As described above, in this embodiment, the communication terminal is configured to communicate with the platform having the smallest elevation angle among the platforms 11, 12, and 13 in the visible range or the range where radio waves can reach. The possibility that the communication load is concentrated on a specific platform or the communication line is cut off is reduced. Furthermore, it is possible to minimize a change in the relative positional relationship due to movement of the platform or the communication terminal. Also, as mentioned above,
Since the communication terminal is provided with a mechanism for facilitating the supplement of the platform, the platform having the smallest elevation angle can be easily captured.

[0041]

As described above, according to the present invention, a stratospheric radio relay system is provided in which an area in which beam irradiation by a plurality of platforms overlaps exists, and the beam irradiating platform has a movement by wind force. Since the configuration is arranged at a position where there is no correlation, there is an effect that the reliability of the system can be increased and the communication quality can be improved.

[Brief description of the drawings]

FIG. 1 is a system configuration diagram showing a configuration example of a stratospheric wireless relay system.

FIG. 2 is a block diagram illustrating a configuration example of each platform.

FIG. 3 is a perspective view illustrating an example of a communication terminal.

FIG. 4 is a block diagram illustrating a configuration example of a communication terminal.

FIG. 5 is an explanatory diagram showing a state of beam irradiation switching control by a platform.

[Explanation of symbols]

 11, 12, 13 Platform 101, 102, 103 Beam irradiation area 33 Helical antenna 34 Camera 45 Control unit

Claims (6)

[Claims] In a stratospheric wireless relay system that performs wireless communication via a platform arranged in the stratosphere, there is an area where beam irradiation by a plurality of platforms overlaps, and the platform that irradiates the beam with the wind is a wind-powered platform.

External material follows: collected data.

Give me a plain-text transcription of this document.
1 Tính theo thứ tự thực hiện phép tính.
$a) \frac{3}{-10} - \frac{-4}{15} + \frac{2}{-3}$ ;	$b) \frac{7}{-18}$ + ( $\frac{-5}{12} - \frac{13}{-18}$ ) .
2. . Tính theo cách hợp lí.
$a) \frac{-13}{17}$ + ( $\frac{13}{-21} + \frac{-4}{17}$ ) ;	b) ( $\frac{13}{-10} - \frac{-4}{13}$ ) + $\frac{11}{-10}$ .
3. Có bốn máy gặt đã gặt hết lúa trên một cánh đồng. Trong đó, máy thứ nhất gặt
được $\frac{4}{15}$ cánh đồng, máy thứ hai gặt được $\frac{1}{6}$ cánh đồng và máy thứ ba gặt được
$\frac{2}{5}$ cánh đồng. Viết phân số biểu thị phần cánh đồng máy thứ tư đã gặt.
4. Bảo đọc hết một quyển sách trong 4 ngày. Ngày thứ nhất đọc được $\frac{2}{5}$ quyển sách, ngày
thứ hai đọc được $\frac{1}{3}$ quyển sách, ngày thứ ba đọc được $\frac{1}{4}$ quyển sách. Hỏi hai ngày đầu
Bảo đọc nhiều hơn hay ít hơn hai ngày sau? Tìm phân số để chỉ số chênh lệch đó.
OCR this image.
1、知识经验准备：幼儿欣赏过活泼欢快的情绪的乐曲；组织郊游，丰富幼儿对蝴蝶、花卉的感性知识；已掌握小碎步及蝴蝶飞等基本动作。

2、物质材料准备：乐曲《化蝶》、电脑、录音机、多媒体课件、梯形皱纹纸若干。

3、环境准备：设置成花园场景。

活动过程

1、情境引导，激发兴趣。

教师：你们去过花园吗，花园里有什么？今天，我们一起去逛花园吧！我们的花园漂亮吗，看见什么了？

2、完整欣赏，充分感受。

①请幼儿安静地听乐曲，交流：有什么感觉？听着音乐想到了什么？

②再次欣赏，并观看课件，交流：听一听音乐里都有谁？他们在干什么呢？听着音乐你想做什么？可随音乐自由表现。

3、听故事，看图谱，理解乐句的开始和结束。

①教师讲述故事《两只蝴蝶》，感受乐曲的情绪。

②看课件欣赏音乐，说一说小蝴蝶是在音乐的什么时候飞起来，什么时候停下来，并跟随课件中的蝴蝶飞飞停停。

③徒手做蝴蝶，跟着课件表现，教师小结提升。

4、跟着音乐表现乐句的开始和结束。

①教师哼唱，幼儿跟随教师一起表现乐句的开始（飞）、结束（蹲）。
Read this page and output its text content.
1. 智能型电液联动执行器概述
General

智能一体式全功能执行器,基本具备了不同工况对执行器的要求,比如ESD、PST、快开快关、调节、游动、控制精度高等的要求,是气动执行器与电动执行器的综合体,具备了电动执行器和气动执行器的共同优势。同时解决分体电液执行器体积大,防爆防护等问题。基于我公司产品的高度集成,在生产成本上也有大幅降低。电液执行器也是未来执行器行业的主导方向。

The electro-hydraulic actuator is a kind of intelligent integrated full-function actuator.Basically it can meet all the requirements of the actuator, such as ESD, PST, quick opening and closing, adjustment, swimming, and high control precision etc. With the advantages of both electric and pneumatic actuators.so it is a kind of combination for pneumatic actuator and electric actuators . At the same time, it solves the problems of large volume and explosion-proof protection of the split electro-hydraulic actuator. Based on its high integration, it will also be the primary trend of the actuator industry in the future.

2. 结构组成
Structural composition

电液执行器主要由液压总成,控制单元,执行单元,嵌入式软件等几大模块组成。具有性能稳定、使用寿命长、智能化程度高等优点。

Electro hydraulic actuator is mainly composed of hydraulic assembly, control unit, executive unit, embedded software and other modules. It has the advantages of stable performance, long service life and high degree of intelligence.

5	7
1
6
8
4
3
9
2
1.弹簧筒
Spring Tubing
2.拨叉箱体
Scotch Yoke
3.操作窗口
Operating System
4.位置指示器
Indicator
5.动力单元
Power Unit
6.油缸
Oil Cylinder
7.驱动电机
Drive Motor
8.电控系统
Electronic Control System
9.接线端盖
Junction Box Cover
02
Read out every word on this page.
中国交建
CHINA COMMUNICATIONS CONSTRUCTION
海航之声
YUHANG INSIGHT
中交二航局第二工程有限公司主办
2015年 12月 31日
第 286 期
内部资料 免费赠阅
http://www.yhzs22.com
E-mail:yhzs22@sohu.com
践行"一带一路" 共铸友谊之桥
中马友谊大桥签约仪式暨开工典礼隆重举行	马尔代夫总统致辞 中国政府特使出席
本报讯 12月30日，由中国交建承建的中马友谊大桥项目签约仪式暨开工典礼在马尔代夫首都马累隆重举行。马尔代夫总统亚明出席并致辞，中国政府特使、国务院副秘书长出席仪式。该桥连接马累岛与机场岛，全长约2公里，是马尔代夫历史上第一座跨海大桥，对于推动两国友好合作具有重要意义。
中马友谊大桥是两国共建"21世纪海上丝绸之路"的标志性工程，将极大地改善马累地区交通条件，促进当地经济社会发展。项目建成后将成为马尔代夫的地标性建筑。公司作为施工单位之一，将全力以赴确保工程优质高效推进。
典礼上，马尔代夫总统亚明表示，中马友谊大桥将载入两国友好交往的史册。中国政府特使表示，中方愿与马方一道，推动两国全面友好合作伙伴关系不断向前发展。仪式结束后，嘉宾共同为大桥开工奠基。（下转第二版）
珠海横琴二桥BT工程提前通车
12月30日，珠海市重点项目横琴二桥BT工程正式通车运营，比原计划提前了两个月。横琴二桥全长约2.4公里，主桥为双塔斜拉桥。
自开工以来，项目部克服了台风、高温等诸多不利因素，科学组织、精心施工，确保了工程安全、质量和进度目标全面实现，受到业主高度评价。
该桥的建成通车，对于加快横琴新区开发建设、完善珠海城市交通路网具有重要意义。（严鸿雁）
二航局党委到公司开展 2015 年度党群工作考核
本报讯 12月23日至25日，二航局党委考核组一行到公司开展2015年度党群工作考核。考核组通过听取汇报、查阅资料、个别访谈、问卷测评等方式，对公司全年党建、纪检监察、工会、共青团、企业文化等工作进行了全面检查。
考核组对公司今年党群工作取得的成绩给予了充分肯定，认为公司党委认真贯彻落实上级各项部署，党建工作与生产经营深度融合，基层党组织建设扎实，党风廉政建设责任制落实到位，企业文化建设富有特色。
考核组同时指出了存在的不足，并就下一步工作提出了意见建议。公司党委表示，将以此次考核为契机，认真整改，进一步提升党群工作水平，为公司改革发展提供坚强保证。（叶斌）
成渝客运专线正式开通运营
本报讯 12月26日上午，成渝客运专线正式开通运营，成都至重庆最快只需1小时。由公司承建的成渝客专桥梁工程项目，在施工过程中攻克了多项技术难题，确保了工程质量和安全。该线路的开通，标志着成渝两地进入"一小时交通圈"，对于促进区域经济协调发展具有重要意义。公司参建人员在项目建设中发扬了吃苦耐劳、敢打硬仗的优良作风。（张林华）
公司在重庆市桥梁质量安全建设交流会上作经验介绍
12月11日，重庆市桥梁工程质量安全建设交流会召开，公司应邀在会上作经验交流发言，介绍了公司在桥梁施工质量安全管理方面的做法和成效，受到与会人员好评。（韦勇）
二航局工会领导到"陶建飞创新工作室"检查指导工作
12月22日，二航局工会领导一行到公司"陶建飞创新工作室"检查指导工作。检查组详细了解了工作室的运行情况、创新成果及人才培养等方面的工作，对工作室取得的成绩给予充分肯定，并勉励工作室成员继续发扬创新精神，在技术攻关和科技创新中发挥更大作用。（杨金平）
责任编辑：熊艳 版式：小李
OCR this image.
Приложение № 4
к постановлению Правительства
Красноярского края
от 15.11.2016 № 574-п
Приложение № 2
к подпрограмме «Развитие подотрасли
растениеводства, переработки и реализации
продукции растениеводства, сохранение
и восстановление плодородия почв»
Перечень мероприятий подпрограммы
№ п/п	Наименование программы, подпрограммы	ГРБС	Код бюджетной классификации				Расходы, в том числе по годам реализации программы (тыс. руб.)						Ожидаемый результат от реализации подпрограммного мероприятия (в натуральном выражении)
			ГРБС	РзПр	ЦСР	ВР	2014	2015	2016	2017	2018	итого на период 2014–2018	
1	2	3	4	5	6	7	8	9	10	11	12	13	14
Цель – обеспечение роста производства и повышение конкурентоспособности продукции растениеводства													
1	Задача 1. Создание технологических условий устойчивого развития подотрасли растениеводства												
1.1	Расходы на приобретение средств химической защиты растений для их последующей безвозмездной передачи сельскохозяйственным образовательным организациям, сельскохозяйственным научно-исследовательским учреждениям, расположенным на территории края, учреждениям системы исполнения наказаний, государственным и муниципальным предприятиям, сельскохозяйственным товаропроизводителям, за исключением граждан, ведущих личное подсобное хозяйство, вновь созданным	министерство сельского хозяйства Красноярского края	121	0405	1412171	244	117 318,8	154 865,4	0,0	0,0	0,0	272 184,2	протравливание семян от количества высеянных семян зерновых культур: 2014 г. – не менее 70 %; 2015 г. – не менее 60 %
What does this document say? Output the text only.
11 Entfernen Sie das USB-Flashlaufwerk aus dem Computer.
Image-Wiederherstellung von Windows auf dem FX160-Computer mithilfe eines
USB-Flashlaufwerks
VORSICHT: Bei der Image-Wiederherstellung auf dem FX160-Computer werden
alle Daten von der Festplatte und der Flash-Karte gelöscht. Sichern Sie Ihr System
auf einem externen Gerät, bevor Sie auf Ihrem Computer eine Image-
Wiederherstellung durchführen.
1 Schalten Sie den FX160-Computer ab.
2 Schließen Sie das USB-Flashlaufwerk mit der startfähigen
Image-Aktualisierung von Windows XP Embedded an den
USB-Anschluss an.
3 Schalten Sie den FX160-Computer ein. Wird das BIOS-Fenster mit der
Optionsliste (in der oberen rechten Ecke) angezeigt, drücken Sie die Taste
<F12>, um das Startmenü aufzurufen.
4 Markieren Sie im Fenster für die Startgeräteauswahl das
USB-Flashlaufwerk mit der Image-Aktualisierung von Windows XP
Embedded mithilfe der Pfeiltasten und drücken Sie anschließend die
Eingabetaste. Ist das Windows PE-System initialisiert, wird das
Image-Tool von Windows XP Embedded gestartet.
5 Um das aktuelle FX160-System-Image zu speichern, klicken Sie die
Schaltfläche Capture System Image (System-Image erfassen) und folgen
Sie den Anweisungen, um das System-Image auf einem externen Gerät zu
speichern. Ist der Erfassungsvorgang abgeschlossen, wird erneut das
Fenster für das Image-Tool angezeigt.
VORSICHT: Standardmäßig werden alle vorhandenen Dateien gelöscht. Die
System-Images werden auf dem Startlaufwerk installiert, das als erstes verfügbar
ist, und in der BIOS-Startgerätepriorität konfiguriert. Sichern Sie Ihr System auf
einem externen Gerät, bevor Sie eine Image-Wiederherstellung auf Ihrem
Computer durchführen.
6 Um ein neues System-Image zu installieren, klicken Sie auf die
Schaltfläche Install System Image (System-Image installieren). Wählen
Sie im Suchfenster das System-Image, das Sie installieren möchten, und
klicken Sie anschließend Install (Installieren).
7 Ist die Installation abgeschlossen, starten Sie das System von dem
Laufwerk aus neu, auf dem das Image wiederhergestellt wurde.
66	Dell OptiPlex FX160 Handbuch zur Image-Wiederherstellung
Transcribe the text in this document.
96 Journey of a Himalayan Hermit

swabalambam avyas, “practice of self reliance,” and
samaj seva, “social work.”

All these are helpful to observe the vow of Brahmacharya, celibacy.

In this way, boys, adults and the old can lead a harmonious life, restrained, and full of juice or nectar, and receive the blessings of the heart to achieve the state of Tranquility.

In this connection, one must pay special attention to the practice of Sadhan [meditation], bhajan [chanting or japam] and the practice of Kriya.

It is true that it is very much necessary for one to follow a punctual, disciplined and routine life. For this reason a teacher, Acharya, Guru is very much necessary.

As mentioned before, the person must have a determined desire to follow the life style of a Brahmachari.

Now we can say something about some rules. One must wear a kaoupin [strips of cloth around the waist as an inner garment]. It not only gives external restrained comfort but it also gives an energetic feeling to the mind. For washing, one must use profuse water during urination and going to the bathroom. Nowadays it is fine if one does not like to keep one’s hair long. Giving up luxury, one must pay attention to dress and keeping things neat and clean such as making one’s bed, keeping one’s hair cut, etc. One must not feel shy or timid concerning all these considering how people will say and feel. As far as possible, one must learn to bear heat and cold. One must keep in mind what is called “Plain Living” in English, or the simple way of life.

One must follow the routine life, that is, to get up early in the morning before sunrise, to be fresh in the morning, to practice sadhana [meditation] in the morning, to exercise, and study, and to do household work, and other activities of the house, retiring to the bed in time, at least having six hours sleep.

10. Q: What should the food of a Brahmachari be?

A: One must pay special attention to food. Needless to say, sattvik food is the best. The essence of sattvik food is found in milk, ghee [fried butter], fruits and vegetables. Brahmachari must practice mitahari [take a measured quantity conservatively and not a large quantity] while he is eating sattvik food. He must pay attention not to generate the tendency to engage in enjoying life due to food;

A stratospheric radio relay system, which is arranged at a position where movements are uncorrelated with each other. 2. The stratospheric radio relay system according to claim 1, wherein each platform for irradiating the beam to the area where the beam irradiation overlaps and a communication terminal in the area communicate by spread spectrum modulation. 3. The stratospheric radio relay system according to claim 2, wherein each platform uses a different spreading code. 4. When each platform and the communication terminal receive interference noise from another platform exceeding a reference value,
The stratospheric wireless relay system according to claim 3, wherein the data communication speed is reduced and the error correction coding rate is increased. 5. The stratospheric radio relay system according to claim 1, wherein a communication terminal in an area where beam irradiation overlaps selects a platform having the smallest elevation angle as a communication partner. 6. A communication terminal, comprising: an antenna with a variable beam direction; a control unit that detects a platform with the smallest elevation angle and controls the antenna to point in that direction; and a camera for capturing an image of the platform. The stratospheric radio relay system according to claim 5.